APPD Market Report Article
Auckland
May 22, 2025
Clear preference for quality and location
- Auckland CBD vacancy rate stood at 15.2% for H2 2024 (203,200 sqm), increasing from 14.8% between the June and December 2024 survey period. Prime and secondary office space increased to 10.3%, up 60 bps, and 20.6% and 50 bps, respectively.
- This is above the long-term averages and reflective of the wider economic environment. We forecast the overall vacancy rate to further increase between 100 bps and 180 bps as large-scale projects are delivered and major occupiers continue to right-size.
An increase in supply will provide more occupier options
- The relocation of tenants to new space will continue as occupiers seek high-quality space, but there is also a significant amount of existing supply in a limited number of premises that will keep new construction levels from increasing total supply significantly.

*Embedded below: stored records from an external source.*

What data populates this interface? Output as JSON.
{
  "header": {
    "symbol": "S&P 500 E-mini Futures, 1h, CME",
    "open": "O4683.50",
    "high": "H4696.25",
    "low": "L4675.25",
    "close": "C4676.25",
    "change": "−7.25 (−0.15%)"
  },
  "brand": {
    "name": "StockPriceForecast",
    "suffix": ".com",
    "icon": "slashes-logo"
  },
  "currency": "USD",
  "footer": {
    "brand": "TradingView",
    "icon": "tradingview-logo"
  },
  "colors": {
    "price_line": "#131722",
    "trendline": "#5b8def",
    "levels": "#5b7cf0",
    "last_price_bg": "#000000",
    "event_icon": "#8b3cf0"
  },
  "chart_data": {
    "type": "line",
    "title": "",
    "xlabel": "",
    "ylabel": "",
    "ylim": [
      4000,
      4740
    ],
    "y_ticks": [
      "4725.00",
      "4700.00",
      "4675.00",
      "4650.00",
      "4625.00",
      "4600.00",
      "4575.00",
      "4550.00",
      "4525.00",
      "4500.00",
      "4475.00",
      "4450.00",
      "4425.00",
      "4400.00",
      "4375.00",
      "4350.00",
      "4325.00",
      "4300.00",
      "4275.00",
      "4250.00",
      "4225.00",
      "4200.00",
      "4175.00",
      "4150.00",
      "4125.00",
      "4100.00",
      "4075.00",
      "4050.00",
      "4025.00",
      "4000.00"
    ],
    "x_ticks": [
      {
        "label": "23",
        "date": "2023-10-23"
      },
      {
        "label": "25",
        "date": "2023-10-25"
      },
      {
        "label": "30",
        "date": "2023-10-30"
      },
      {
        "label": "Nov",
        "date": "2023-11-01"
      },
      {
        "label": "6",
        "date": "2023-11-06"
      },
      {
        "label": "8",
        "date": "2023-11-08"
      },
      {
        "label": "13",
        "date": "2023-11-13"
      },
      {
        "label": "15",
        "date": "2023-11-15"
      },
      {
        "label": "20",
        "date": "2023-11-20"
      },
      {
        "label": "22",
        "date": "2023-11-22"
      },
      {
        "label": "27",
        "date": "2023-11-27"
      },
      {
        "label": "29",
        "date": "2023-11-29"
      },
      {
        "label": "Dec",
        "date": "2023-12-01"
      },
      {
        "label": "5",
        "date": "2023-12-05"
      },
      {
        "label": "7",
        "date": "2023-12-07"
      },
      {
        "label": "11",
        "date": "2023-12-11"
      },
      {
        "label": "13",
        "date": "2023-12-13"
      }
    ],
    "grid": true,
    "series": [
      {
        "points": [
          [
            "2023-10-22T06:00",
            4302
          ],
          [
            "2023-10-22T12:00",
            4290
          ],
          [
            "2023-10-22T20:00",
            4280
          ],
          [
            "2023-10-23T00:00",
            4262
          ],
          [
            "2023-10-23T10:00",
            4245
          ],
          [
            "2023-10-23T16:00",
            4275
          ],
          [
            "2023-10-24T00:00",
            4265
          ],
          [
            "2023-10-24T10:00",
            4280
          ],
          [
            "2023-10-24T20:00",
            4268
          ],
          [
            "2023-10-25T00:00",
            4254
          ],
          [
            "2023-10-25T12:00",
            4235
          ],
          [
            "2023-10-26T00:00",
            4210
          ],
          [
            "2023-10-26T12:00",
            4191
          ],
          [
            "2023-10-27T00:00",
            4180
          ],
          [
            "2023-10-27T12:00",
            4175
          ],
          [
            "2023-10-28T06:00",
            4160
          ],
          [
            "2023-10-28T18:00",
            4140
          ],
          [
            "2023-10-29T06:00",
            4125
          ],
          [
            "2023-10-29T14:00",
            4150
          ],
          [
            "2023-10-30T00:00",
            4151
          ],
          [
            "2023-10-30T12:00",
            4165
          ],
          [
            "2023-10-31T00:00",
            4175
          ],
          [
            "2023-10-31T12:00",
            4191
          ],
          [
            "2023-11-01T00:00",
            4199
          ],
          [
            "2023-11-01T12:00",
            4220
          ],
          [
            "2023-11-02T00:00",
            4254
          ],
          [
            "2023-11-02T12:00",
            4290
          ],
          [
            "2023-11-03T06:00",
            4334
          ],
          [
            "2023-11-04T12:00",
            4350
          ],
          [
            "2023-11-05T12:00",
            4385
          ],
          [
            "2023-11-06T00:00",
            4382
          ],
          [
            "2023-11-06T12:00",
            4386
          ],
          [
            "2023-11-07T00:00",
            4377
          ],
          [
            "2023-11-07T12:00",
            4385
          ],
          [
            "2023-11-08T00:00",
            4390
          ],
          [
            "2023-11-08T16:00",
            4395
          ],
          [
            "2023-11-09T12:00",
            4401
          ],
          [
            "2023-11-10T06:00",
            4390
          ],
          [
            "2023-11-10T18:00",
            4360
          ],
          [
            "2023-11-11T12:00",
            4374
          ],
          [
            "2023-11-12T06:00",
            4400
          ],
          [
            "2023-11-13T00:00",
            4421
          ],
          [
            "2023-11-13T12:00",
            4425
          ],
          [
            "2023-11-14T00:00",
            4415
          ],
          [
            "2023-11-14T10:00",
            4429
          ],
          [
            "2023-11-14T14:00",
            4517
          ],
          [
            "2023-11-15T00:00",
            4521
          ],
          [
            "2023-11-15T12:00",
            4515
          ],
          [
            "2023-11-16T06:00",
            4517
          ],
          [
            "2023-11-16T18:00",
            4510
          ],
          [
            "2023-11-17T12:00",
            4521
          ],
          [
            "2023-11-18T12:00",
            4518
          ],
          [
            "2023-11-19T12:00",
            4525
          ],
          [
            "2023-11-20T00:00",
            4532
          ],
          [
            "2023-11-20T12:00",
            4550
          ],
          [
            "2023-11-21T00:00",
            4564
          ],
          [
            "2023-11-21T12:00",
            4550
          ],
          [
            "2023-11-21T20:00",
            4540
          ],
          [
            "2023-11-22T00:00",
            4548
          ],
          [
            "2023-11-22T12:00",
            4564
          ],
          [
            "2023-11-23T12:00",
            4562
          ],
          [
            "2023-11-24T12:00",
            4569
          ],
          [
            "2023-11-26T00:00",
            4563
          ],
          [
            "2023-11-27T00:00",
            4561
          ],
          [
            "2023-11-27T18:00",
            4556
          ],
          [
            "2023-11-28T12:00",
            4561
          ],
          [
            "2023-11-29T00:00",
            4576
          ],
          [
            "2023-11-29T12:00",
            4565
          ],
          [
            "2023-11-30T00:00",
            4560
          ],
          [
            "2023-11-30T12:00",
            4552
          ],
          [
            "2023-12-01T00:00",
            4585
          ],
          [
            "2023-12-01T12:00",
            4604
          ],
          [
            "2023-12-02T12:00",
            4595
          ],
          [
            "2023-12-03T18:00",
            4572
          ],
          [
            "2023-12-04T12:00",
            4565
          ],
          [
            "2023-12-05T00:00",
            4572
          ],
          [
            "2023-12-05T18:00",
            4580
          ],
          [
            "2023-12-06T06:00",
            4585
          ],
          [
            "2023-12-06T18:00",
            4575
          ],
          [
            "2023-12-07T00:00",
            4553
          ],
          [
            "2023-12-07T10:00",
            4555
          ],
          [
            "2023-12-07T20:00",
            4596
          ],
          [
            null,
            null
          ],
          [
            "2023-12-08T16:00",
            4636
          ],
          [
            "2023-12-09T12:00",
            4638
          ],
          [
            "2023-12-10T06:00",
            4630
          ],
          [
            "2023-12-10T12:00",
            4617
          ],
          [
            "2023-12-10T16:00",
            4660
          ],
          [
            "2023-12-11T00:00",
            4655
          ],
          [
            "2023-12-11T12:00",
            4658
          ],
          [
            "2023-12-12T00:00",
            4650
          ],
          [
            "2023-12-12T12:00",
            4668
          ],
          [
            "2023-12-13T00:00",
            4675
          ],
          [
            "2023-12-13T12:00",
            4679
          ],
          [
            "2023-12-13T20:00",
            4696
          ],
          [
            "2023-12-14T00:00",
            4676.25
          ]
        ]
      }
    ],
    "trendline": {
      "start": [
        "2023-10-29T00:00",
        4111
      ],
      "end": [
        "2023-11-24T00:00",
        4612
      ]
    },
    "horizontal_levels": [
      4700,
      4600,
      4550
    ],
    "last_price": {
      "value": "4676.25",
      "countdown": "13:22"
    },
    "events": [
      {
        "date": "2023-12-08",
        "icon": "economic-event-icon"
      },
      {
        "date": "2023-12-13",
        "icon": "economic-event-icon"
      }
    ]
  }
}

- There have also been a number of developments signalled for works over the next few years, including MRCB’s Symphony Centre, Precinct Properties’ Downtown Car Park redevelopment of +60,000 sqm of office space and Manson TCLM’s 35 Graham Street redevelopment.
Investment activity poised to rise after dearth of activity
- Premium average net face rents hold steady at NZD 705 per sqm, p.a., since Q3 2024, showing top-tier property resilience, but the completion of new developments will test new upper-level parameters. Grade A average net face rents remain at NZD 505 per sqm since Q2 2024.
- CBD office transactions amounted to NZD 625.55 million during 2024, with no sales recorded so far in 2025.
Outlook: A tangible uptick in demand for high-quality office spaces to continue
- Auckland’s CBD office market shows signs of increasing activity levels, with a tangible uptick in demand for high-quality office spaces, albeit balanced with increasing levels of new supply.
- Efforts to consolidate and optimise office spaces are expected to stir activity, especially in the CBD Core and Wynyard Quarter, where occupiers in the professional services and finance sectors are evaluating their next move.